The Princess Buried in QV 47 Witnessed a Turbulent Period of Egyptian History
Although Nefertari is one of the most famous queens of the New Kingdom, she is not the only famous royal woman buried in the Valley of the Queens. Initially, the site became the resting place for members of the royal family. Princess Ahmose, a virtually unknown Seventeenth Dynasty princess, was buried in QV 47, what is largely thought to be the first tomb constructed in the Valley of the Queens. She is the only royal woman from the Seventeenth Dynasty buried at the site.
Not much is known about Princess Ahmose, except that she was an eyewitness to a turbulent period in Egyptian history. After the fall of the Middle Kingdom, the Hyksos, a Semitic people from the eastern Mediterranean, invaded the country and took control of Lower Egypt, beginning the Second Intermediate Period. The Hyksos established the Fifteenth Dynasty, usurping the power of the pharaohs. The former royal family fled to Thebes, where they negotiated a peaceful coexistence with the Hyksos, ruling as the Sixteenth and Seventeenth Dynasties.

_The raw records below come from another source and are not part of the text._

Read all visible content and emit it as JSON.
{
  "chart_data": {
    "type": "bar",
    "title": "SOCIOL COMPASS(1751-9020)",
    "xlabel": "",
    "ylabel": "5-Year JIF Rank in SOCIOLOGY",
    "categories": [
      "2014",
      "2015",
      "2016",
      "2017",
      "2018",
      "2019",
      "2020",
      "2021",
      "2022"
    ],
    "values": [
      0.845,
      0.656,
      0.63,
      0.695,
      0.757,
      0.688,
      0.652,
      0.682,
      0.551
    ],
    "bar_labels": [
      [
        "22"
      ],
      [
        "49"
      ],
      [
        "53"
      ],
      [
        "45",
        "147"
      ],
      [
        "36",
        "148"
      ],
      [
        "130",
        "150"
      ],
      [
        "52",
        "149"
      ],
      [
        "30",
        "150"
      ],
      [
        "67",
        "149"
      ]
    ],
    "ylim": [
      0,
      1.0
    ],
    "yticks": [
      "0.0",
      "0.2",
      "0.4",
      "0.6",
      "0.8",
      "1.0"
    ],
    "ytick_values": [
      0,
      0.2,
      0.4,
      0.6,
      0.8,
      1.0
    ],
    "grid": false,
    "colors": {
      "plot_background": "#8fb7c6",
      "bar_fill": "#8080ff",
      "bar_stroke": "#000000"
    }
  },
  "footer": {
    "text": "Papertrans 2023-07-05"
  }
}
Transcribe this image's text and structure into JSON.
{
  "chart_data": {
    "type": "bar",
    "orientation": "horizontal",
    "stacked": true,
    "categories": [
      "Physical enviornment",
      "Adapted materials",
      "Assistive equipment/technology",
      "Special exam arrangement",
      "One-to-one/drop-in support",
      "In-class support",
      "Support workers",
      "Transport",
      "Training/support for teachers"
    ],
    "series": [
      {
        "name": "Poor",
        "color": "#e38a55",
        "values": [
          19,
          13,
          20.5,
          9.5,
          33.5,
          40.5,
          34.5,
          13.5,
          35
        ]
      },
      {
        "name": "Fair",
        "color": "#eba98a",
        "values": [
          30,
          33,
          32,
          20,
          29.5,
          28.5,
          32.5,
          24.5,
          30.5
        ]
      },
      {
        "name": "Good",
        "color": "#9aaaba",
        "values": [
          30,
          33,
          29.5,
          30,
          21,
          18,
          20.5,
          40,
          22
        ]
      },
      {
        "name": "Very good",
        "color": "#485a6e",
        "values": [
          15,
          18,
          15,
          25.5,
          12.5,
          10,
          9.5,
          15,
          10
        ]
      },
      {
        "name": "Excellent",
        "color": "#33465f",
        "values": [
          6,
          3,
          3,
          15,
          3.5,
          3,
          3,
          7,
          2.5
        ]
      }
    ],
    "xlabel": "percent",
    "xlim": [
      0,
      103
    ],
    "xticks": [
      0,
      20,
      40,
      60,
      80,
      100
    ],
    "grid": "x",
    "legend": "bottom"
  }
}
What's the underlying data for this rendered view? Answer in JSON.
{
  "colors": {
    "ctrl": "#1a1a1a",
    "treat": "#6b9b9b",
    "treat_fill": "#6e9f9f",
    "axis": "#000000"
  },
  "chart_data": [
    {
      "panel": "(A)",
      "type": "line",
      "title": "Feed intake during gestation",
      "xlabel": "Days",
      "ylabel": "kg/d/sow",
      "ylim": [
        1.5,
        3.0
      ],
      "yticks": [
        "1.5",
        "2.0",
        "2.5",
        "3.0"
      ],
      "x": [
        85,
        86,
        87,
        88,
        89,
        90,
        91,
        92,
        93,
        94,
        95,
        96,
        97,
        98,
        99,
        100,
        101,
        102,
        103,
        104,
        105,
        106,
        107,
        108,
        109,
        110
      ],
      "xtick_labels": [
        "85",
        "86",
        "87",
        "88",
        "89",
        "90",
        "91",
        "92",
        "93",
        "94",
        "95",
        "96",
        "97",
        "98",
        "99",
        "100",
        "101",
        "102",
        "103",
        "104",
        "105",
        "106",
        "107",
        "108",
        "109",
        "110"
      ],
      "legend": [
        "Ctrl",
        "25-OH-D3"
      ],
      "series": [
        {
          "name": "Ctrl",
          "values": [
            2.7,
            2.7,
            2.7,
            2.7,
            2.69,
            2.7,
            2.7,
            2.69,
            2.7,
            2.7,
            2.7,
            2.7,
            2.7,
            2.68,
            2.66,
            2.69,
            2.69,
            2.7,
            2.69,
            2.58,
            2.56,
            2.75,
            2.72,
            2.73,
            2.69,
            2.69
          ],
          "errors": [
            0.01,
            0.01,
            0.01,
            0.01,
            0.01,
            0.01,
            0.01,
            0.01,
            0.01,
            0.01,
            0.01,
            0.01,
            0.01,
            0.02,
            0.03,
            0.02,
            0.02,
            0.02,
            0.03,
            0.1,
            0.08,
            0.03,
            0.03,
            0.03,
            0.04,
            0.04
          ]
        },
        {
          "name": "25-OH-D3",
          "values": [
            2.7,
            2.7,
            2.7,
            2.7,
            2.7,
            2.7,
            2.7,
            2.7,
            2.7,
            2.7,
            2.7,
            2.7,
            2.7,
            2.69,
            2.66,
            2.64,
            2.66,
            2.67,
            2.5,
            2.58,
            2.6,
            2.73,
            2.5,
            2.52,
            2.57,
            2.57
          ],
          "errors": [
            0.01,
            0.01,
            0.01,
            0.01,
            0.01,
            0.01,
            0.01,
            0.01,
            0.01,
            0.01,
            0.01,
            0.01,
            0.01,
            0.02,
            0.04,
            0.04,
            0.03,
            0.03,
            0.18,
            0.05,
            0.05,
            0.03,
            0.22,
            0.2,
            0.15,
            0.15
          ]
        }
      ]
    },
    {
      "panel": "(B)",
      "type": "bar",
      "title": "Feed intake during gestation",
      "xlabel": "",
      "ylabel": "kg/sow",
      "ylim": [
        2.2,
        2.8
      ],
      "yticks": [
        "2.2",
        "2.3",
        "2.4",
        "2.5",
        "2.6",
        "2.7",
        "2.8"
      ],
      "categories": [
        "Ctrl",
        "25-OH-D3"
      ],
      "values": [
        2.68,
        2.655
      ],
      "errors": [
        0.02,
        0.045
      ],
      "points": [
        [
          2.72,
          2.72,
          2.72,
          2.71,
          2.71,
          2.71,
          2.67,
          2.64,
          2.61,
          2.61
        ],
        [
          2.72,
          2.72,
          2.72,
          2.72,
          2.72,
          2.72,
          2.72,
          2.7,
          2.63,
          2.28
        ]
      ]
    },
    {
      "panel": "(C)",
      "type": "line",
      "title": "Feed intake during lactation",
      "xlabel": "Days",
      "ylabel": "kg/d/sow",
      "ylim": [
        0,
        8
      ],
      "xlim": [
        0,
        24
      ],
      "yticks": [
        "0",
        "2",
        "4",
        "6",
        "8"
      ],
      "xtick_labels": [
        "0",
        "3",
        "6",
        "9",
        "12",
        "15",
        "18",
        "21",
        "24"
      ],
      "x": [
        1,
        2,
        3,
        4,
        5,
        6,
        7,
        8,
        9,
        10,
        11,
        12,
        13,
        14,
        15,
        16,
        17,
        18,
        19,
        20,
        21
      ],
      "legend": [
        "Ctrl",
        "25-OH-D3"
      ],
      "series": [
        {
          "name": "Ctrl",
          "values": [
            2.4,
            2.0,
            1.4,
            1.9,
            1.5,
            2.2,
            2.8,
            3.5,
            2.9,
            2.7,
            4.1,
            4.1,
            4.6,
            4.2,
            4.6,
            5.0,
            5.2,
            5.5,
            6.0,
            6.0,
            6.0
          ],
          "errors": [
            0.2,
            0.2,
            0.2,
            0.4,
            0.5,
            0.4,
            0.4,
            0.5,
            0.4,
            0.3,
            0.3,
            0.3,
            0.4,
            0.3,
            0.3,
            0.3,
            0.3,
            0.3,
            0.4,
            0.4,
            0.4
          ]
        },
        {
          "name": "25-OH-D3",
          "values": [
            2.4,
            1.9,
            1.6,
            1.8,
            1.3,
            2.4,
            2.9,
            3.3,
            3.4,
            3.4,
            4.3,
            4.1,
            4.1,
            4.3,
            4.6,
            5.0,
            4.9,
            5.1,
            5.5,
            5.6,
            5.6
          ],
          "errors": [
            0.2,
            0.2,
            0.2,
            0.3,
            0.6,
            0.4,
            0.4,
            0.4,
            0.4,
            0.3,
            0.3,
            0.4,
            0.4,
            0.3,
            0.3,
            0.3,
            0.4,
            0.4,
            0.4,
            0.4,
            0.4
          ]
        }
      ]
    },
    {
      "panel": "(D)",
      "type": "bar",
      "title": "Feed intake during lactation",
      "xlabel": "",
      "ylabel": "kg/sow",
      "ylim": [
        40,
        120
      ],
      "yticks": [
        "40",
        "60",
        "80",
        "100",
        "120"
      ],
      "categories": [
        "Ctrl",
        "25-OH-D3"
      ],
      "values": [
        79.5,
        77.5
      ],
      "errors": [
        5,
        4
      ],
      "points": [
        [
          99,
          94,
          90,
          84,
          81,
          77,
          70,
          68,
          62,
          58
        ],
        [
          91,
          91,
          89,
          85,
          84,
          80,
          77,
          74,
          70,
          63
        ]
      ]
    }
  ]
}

The Egyptians maintained control of the area surrounding Thebes while the Hyksos ruled the rest of the country. Princess Ahmose’s father Sequenenre Tao and brothers Wadjkheperre Kamose and Ahmose I led a lengthy campaign to remove the Hyksos from power. When the Hyksos ruler Apophis offended Sequenenre Tao, one of the last pharaohs of the Seventeenth Dynasty, they engaged in a series of diplomatic insults, and the two soon went to war. Sequence Tao was killed in battle, and his son Wadjkheperre Kamose continued the assault on the Hyksos until he died in battle himself.
Sequenenre Tao’s younger son, the child-pharaoh Ahmose I, renewed the resistance as an adult, driving the Hyksos out of Egypt, reuniting the country as the first ruler of the Eighteenth Dynasty. While no written record exists of her experiences during this struggle for power, Princess Ahmose remained a valued member of the royal family throughout the reigns of her brother, Ahmose I, and her nephew Amenhotep I. She appears to have died during the reign of Amenhotep’s successor, Thutmose I, outliving most of her immediate family.